ATHENS – Prime Minister and Radical Left SYRIZA leader Alexis Tsipras’ cut of the Value Added Tax (VAT) from 24 to 13 percent in a bid to regain favor with voters with elections coming won’t apply to what many Greeks love most: food and beverages, including coffee.
He imposed an avalanche of tax hikes and new tariffs he swore he wouldn’t, but did to meet the demands of the country’s European Union creditors who in the summer of 2015 put up a third bailout, for 86 billion euros ($96.63 billion.)
That saw him plummet in surveys with May 26 elections for Greek municipalities and the European Parliament coming and with general elections later this year with the party he unseated, the major opposition New Democracy, leading big.
Tsipras announced handouts that would return to many Greeks a tiny portion of what was taken from them in austerity measures and the tax cuts but the business newspaper Naftemporiki said the VAT cut won’t be given to 40,000 businesses in food and beverage.
That includes the favorite hangouts of many Greeks: cafes, grills, fast food outlets and bars, where the higher VAT rate will still be in effect, the paper said.
“The measure (VAT reduction) is positive, but half-hearted,” the President of the Hellenic Confederation of Professionals, Craftsmen & Merchants (GSEVEE), Giorgos Kavvathas told the paper. He also represents the federation for restaurateurs and related businesses.

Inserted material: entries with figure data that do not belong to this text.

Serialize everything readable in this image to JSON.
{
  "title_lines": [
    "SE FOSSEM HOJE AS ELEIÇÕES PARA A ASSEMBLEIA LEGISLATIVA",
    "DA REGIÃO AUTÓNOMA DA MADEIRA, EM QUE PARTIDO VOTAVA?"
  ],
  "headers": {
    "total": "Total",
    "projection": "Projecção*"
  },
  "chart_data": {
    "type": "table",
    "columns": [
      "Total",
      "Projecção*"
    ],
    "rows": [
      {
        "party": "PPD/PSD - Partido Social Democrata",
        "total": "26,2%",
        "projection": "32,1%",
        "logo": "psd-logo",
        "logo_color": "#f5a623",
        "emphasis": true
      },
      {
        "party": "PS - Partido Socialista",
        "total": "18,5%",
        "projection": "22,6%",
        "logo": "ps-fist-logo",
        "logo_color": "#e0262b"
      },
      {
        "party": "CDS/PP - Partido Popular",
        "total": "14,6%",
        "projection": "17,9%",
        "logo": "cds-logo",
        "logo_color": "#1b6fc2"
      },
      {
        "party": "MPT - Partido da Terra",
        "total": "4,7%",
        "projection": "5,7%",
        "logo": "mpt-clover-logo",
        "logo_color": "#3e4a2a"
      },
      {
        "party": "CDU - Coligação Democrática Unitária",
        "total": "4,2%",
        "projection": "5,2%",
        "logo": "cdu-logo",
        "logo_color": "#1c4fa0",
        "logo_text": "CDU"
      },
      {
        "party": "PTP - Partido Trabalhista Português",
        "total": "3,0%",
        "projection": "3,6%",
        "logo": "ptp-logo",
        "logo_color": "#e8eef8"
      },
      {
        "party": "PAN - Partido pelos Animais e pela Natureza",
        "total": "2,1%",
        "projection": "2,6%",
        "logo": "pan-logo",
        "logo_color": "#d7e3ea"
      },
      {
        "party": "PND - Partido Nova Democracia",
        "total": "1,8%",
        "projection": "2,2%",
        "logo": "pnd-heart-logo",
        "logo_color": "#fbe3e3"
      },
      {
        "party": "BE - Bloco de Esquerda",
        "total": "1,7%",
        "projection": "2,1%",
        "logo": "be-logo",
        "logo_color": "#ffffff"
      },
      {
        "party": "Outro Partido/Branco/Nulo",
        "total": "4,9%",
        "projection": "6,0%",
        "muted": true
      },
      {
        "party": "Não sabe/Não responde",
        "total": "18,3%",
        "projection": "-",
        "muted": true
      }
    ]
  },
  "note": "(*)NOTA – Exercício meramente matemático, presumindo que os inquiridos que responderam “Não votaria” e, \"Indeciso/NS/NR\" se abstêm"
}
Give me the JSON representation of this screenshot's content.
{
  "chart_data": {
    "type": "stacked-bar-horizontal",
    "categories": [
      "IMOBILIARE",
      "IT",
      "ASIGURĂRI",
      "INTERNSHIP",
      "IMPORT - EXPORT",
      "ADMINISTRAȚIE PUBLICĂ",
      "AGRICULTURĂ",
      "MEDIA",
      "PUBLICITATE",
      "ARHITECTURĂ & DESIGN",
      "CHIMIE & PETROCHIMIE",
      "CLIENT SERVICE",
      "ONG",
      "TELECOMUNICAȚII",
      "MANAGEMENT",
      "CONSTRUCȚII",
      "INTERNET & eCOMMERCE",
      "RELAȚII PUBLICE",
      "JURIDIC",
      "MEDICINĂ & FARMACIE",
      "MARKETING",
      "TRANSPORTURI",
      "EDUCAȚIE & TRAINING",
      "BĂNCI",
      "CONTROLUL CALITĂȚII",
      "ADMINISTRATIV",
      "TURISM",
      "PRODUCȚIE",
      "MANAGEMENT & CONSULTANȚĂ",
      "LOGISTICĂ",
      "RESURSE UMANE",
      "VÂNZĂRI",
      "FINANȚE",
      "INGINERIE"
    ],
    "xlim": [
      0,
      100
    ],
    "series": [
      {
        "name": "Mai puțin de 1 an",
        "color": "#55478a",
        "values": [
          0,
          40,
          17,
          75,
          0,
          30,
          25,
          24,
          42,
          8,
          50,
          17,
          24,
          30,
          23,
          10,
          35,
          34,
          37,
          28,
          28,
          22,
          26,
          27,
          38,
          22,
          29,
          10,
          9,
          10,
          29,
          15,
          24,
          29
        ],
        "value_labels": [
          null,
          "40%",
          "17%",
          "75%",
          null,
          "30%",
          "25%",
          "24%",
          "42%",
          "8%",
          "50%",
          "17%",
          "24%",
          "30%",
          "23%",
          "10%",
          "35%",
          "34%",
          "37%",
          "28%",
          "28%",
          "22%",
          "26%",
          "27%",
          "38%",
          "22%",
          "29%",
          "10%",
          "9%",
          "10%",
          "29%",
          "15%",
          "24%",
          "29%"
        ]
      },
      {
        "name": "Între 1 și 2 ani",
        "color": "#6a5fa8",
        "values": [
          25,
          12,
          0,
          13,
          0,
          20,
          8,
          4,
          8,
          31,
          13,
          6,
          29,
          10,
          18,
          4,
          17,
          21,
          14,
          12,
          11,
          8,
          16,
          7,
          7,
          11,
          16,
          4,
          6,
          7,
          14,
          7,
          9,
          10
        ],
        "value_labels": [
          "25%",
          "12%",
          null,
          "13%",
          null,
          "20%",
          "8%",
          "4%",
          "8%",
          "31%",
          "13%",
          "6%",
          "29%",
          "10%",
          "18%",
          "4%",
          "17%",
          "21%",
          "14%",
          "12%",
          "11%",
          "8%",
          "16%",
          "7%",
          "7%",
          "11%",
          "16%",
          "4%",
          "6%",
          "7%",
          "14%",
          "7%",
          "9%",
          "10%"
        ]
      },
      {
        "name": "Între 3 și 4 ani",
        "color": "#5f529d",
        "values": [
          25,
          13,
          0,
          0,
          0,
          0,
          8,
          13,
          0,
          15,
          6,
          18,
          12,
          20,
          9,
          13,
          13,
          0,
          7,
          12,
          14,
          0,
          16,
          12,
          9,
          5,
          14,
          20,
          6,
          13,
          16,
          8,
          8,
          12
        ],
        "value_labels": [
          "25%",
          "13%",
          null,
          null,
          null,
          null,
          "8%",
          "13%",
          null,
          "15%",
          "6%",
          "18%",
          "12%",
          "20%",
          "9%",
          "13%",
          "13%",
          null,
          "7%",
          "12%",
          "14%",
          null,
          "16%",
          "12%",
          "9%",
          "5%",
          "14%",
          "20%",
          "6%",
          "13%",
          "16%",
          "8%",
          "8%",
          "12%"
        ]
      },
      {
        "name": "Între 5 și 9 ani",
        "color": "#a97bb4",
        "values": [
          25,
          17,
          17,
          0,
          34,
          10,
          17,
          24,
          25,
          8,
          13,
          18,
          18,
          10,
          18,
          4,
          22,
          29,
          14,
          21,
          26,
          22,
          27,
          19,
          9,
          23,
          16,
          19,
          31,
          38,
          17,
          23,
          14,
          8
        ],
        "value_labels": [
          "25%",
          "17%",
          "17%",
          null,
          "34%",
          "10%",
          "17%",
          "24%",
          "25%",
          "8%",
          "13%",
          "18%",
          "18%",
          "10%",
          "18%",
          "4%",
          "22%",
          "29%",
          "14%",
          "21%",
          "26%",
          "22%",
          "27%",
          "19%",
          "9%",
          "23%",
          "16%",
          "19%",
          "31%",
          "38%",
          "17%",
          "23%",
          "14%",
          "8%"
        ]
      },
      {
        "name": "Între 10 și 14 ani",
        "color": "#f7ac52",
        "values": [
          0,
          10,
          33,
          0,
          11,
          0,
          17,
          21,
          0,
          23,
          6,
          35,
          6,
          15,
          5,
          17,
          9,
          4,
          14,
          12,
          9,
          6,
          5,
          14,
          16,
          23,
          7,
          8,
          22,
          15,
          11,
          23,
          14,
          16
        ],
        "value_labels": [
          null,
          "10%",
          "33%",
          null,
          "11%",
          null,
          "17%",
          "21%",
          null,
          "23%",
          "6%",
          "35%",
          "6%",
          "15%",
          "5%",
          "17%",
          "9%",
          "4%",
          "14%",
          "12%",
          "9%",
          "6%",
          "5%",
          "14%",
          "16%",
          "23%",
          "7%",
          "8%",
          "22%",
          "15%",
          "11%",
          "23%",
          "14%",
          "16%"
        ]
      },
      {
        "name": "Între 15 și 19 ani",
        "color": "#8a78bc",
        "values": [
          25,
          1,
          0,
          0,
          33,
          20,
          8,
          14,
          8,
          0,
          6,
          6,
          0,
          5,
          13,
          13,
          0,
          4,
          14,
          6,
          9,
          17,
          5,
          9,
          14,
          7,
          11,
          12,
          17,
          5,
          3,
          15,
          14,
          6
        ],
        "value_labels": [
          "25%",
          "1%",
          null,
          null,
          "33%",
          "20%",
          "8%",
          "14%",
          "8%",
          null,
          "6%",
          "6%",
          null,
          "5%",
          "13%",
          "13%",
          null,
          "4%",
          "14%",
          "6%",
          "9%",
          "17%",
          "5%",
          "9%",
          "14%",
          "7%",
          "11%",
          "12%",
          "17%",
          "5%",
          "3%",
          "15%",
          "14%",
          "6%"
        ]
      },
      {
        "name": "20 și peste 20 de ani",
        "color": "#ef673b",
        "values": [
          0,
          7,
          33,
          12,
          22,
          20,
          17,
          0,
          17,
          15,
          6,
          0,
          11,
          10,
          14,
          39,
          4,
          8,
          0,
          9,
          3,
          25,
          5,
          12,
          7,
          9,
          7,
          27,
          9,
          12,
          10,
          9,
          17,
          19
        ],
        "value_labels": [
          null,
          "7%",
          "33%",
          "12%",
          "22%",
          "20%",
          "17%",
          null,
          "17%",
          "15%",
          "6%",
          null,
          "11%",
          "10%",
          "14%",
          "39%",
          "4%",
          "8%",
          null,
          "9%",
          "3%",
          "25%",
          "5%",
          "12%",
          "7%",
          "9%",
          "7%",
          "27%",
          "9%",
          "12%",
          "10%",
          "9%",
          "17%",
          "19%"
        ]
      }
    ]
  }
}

Kavvathas said half of the relevant businesses in the country will not benefit from the VAT reduction and said the sector has lost 30 percent of its turnover since 2010, when crisis began and the then-ruling PASOK Socialists under Prime Minister George Papandreou sought the first bailout for the country, some 110 billion euros ($123.59 billion) that turned into three for 326 billion euros ($366.28 billion) that won’t be repaid until 2060 at least.